What is Distiller
Distiller is an open-source Python package for neural network compression research.
Network compression can reduce the footprint of a neural network, increase its inference speed and save energy. Distiller provides a PyTorch environment for prototyping and analyzing compression algorithms, such as sparsity-inducing methods and low precision arithmetic.
- A framework for integrating pruning, regularization and quantization algorithms.
- A set of tools for analyzing and evaluating compression performance.
- Example implementations of state-of-the-art compression algorithms.
A sparse tensor is any tensor that contains some zeros, but sparse tensors are usually only interesting if they contain a significant number of zeros. A sparse neural network performs computations using some sparse tensors (preferably many). These tensors can be parameters (weights and biases) or activations (feature maps).
Why do we care about sparsity?
Present day neural networks tend to be deep, with millions of weights and activations. Refer to GoogLeNet or ResNet50, for a couple of examples. These large models are compute-intensive which means that even with dedicated acceleration hardware, the inference pass (network evaluation) will take time. You might think that latency is an issue only in certain cases, such as autonomous driving systems, but in fact, whenever we humans interact with our phones and computers, we are sensitive to the latency of the interaction. We don't like to wait for search results or for an application or web-page to load, and we are especially sensitive in realtime interactions such as speech recognition. So inference latency is often something we want to minimize.
Large models are also memory-intensive with millions of parameters. Moving around all of the data required to compute inference results consumes energy, which is a problem on a mobile device as well as in a server environment. Data center server-racks are limited by their power-envelope and their ToC (total cost of ownership) is correlated to their power consumption and thermal characteristics. In the mobile device environment, we are obviously always aware of the implications of power consumption on the device battery. Inference performance in the data center is often measured using a KPI (key performance indicator) which folds latency and power considerations: inferences per second, per Watt (inferences/sec/watt).
The storage and transfer of large neural networks is also a challenge in mobile device environments, because of limitations on application sizes and long application download times.
For these reasons, we wish to compress the network as much as possible, to reduce the amount of bandwidth and compute required. Inducing sparseness, through regularization or pruning, in neural-network models, is one way to compress the network (quantization is another method).

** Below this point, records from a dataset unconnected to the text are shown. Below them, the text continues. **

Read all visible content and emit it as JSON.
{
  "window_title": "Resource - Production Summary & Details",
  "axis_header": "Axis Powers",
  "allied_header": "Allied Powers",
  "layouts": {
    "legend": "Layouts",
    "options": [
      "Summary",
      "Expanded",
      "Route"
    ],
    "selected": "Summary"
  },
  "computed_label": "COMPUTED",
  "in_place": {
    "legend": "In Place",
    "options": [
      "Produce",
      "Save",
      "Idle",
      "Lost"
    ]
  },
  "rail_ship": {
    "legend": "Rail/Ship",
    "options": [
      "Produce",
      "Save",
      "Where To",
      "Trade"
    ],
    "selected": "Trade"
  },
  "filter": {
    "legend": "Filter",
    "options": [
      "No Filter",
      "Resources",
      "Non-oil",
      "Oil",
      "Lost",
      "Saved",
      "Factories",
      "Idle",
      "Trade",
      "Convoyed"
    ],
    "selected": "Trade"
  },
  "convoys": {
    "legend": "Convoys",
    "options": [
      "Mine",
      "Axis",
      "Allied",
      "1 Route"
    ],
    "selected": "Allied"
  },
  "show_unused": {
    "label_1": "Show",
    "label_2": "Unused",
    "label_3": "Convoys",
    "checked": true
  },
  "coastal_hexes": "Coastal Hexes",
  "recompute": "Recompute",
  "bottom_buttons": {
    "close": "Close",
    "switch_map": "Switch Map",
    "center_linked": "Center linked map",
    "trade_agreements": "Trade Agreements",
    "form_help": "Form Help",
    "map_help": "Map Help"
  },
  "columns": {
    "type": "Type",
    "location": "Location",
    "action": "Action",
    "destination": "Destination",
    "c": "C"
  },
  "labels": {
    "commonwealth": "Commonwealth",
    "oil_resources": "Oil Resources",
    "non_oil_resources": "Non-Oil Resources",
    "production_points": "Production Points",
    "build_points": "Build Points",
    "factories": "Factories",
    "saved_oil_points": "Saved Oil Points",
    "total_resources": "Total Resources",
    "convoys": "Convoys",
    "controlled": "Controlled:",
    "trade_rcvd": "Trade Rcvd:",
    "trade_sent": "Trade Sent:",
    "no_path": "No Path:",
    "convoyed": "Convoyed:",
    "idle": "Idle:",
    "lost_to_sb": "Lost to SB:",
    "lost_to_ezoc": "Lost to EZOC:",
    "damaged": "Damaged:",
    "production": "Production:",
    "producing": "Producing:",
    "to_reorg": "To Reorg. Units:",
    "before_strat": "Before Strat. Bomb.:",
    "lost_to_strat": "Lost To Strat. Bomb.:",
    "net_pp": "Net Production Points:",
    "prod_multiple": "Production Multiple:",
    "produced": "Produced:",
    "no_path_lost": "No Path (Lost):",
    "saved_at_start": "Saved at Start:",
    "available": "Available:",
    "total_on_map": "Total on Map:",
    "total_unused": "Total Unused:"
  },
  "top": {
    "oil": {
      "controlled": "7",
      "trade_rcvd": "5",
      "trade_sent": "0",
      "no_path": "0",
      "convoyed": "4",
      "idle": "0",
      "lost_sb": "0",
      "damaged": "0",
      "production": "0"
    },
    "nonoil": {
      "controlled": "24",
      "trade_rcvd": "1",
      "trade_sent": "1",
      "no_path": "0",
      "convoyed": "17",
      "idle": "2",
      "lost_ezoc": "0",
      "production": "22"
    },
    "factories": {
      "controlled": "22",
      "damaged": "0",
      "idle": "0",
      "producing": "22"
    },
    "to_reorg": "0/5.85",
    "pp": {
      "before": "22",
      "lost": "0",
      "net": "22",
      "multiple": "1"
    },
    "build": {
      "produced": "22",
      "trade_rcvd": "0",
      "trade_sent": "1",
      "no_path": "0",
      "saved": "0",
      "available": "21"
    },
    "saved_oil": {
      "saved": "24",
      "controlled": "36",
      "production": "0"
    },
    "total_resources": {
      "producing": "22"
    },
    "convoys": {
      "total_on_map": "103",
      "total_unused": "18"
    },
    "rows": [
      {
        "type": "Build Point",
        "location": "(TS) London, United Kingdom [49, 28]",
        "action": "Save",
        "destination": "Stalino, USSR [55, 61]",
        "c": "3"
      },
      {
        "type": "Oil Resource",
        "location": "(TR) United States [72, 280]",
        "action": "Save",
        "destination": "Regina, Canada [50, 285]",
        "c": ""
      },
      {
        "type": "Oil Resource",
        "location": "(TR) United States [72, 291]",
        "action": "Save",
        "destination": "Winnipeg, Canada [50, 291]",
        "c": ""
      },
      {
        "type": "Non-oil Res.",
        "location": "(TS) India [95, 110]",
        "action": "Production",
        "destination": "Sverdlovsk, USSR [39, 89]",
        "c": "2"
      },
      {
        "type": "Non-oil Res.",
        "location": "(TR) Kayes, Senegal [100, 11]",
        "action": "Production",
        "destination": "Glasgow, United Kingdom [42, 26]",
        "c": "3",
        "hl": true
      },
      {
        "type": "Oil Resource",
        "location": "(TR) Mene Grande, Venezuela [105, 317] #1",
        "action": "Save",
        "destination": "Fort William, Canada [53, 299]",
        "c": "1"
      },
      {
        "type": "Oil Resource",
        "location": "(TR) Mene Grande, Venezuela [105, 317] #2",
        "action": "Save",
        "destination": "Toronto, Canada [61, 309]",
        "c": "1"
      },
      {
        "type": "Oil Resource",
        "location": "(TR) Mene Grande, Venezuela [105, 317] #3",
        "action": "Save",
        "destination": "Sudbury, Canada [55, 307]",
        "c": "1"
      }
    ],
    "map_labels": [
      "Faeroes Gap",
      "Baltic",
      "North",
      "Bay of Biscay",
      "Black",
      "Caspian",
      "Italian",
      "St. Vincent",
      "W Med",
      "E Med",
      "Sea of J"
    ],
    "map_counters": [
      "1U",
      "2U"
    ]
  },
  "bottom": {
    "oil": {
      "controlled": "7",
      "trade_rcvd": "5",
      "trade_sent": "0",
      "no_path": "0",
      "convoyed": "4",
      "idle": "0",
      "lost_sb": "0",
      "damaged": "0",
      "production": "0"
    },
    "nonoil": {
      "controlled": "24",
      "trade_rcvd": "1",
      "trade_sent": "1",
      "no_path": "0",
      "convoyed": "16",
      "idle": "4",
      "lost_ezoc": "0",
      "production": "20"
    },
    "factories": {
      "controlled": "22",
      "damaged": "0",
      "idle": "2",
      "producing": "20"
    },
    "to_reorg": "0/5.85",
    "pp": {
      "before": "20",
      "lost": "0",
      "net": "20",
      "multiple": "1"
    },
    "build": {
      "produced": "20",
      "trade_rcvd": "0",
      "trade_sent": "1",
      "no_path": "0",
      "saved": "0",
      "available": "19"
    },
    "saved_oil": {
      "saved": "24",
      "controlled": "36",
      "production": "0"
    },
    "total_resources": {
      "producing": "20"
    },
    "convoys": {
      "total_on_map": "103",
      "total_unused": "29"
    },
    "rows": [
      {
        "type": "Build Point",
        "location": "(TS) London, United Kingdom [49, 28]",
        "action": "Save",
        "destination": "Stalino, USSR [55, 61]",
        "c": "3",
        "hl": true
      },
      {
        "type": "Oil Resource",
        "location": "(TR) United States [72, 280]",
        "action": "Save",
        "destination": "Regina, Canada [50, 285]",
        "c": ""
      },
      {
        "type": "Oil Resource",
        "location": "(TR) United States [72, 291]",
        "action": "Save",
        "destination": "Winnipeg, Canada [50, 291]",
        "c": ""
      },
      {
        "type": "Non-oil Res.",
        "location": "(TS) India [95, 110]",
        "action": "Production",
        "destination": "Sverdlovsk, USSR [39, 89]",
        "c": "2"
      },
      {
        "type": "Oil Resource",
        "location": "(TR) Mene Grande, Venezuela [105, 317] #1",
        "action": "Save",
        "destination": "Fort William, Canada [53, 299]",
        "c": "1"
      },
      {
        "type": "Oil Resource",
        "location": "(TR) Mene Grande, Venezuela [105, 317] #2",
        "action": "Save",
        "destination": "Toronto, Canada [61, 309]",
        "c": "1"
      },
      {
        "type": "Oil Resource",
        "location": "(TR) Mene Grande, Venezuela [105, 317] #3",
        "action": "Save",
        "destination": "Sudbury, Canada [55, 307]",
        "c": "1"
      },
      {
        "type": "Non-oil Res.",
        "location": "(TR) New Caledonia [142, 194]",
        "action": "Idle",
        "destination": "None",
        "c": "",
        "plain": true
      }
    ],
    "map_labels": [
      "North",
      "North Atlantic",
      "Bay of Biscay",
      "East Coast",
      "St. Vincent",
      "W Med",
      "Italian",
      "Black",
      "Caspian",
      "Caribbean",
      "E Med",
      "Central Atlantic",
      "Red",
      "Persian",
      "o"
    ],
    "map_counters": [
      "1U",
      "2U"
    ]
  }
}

Sparse neural networks hold the promise of speed, small size, and energy efficiency.
Sparse NN model representations can be compressed by taking advantage of the fact that the tensor elements are dominated by zeros. The compression format, if any, is very HW and SW specific, and the optimal format may be different per tensor (an obvious example: largely dense tensors should not be compressed). The compute hardware needs to support the compressions formats, for representation compression to be meaningful. Compression representation decisions might interact with algorithms such as the use of tiles for memory accesses. Data such as a parameter tensor is read/written from/to main system memory compressed, but the computation can be dense or sparse. In dense compute we use dense operators, so the compressed data eventually needs to be decompressed into its full, dense size. The best we can do is bring the compressed representation as close as possible to the compute engine.
Sparse compute, on the other hand, operates on the sparse representation which never requires decompression (we therefore distinguish between sparse representation and compressed representation). This is not a simple matter to implement in HW, and often means lower utilization of the vectorized compute engines. Therefore, there is a third class of representations, which take advantage of specific hardware characteristics. For example, for a vectorized compute engine we can remove an entire zero-weights vector and skip its computation (this uses structured pruning or regularization).
Many of the layers in modern neural-networks are bandwidth-bound, which means that the execution latency is dominated by the available bandwidth. In essence, the hardware spends more time bringing data close to the compute engines, than actually performing the computations. Fully-connected layers, RNNs and LSTMs are some examples of bandwidth-dominated operations.
Reducing the bandwidth required by these layers, will immediately speed them up.
Some pruning algorithms prune entire kernels, filters and even layers from the network without adversely impacting the final accuracy. Depending on the hardware implementation, these methods can be leveraged to skip computations, thus reducing latency and power.
More energy efficient
Because we pay two orders-of-magnitude more energy to access off-chip memory (e.g. DDR) compared to on-chip memory (e.g. SRAM or cache), many hardware designs employ a multi-layered cache hierarchy. Fitting the parameters and activations of a network in these on-chip caches can make a big difference on the required bandwidth, the total inference latency, and off course reduce power consumption.
And of course, if we used a sparse or compressed representation, then we are reducing the data throughput and therefore the energy consumption.